The rest of the ascent in the dark had been magic. The calm focus involved in slowly climbing the final part of any mountain has always been a special time for me. There’s no deep thoughts or room for wondering around your own space, you just keep going, one foot in front of the other, working hard and occasionally waking from your trance to look behind you and make sure your mate is still plodding on in your wake.


The strong wind made this ascent a little squeaky-bum, knocking me off balance more than once. It’s quite a steep schlep but as we approached the summit the sky was beginning to lighten and a bold line of red appeared on the horizon. As the red turned to orange and the burning circle breached the far off line the Atlas Mountains were illuminated gold around us in the clear morning air. The views were spectacular, and for a while the freezing wind was forgotten.


At the summit, after taking the appropriate photos to prove one’s epicness I’d stuffed my numb hands into my pockets. As I watched the sunrise and took in the literal awesomeness of my surroundings blood began to run back into my hands and the pain was excruciating. It lasted until we were halfway back to the refuge, and made the descent on now sun-warmed loose scree without very useful hands a little interesting to say the least! Yet another lesson of humility taught by mother earth and her machinations. Never again will I only pack shit gloves.


Cormac and I were in Morocco to recce a two-day route up and down North Africa’s highest mountain.





After a brief stop for some hot coffee and a hug at the refuge we continued our long and beautiful descent back down the valley to the mountain village of Imlil. I’ve always found the descent from a trek or climb a really special time. No longer are you wondering what’s ahead, your body is loving sucking in more and more oxygen as you decrease in altitude and you can really enjoy the environment around you, while taking the opportunity to reflect on your experience and what it means for you and your team mates.


Cormac loves a bit of mindfulness, his leadership on expeditions includes a focus on being present, and it’s one reason I love adventuring with him. On this occasion however, as I demonstrated that the tips of three of my fingers still had no feeling, we laughed out loud at his summit suggestion of taking deep breaths to solve that hand issue. It turned out the mindful guru had a spare pair of gloves the whole time! Deep breaths indeed.


We reflected on the rest of the trip too. We’d arrived in one of my favourite cities in the world, Marrakech, two days previously. I’d proudly set about introducing Cormac to some of its hidden, and extrovertly noisy gems. We’d visited the ‘museum de la photographie’, had a mint tea overlooking the place d’epices (the original old square) and had a stroll through the sounds and smells of the magical souks.

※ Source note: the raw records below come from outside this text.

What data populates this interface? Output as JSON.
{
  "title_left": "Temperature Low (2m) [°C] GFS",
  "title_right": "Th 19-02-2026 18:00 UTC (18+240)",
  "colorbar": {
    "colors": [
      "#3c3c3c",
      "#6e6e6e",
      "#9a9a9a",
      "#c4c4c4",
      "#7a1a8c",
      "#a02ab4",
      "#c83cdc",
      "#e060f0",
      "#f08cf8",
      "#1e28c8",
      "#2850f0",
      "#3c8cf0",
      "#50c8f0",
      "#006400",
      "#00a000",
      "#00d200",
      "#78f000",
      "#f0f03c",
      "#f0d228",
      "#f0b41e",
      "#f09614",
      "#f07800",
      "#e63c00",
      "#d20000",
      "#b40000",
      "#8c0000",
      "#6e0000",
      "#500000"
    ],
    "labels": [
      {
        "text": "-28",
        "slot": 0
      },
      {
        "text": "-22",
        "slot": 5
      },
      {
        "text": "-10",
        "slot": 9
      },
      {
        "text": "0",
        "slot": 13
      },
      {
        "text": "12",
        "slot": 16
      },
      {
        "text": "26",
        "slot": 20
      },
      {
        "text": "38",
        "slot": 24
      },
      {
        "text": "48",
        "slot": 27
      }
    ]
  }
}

Before heading out for our first tagine we thought it’d be a good idea to get some snacks for the trek up Toubkal ahead.


We headed to Djem el Fna, the main bat-shit brilliant square to find our munchies. The atmosphere was intoxicating and we were quickly caught by a guy who had the answer to all our nibble needs. He eloquently charmed us, filled up a bag with beautiful Moroccan dates and a variety of nuts and, before we knew what had happened we’d paid him 320 dirhams. As we walked away excited about the quality of grazing we would have in the mountains the penny, or in this case dirham, dropped. 320 dirhams is about £30!


You’ve got to give it to the guy – he was good. Not even Wholefoods would charge the non-financially challenged that for nuts! He was great, and ultimately so were his nuts.


The sun was bright and warm as we strolled, lighting up the valley more as it rose, and we headed down along the stunning trail that leads from Imlil to the mountain, and back again. My fingers (three of them) remained numb at the tips (even as I write this) but they’re not frostbitten.


About two thirds of the way, in sight of our final destination we stopped and enjoyed a mint tea looking down at the river and the goats grazing along its banks. We took a deep breath, and we ate the last of our nuts.